Step 4: Confirm the expiry from the outside, exactly as you would in a real incident:

openssl s_client -connect localhost:5671 -servername localhost </dev/null 2>/dev/null \
  | openssl x509 -noout -dates
# notAfter should already be in the past

Step 5: Point a Spring Boot AMQP client at it over TLS:

spring:
  rabbitmq:
    host: localhost
    port: 5671
    ssl:
      enabled: true
      trust-store: file:${HOME}/rmq-tls-lab/truststore.p12
      trust-store-password: changeit

(Import ca_cert.pem into a PKCS12 truststore first with keytool -importcert if you want the trust-chain step to even get that far, either way, expiry fails before trust matters.)

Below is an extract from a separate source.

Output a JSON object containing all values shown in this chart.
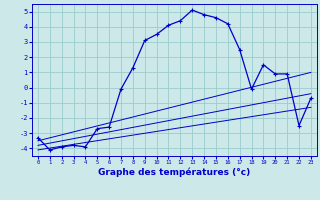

Start the app and confirm you get the same SSLHandshakeException / CertificateExpiredException shown in Section 6, this is the exact signature the Tooling Walkthrough tells you to route to this playbook.

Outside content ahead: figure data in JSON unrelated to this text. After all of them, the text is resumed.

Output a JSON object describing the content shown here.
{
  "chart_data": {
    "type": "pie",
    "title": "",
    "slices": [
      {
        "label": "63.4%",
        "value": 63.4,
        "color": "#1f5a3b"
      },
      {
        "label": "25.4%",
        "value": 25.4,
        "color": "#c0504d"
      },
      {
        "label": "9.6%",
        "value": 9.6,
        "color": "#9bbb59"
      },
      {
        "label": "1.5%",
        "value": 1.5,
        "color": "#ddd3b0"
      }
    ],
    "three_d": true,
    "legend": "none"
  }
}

Step 6: Fix it: generate a valid-dated cert and swap it in:

openssl x509 -req -in server_req.pem -CA ca_cert.pem -CAkey ca_key.pem \
  -CAcreateserial -out server_cert.pem -days 365   # valid starting now, for a year

docker restart rabbitmq-tls-lab

Step 7: Re-run the openssl s_client check and re-attempt the Spring Boot connection. The dates should now show a valid notBefore/notAfter window and the app should connect cleanly, confirming the fix the same way you’d confirm it in production: independently, at the TLS layer, before trusting the app’s own “it works now.”

✅ Checkpoint

You should now be able to:

Explain, from the failure pattern alone (everyone vs. one app), whether an SSLHandshakeException incident is a broker cert problem or a client cert/truststore problem.
Run openssl s_client ... | openssl x509 -noout -dates against a broker’s TLS port to get ground-truth cert expiry, independent of any app’s logs.
Distinguish a pure expiry error (CertificateExpiredException) from a trust-chain error (unable to find valid certification path) and explain why they need different remediation paths.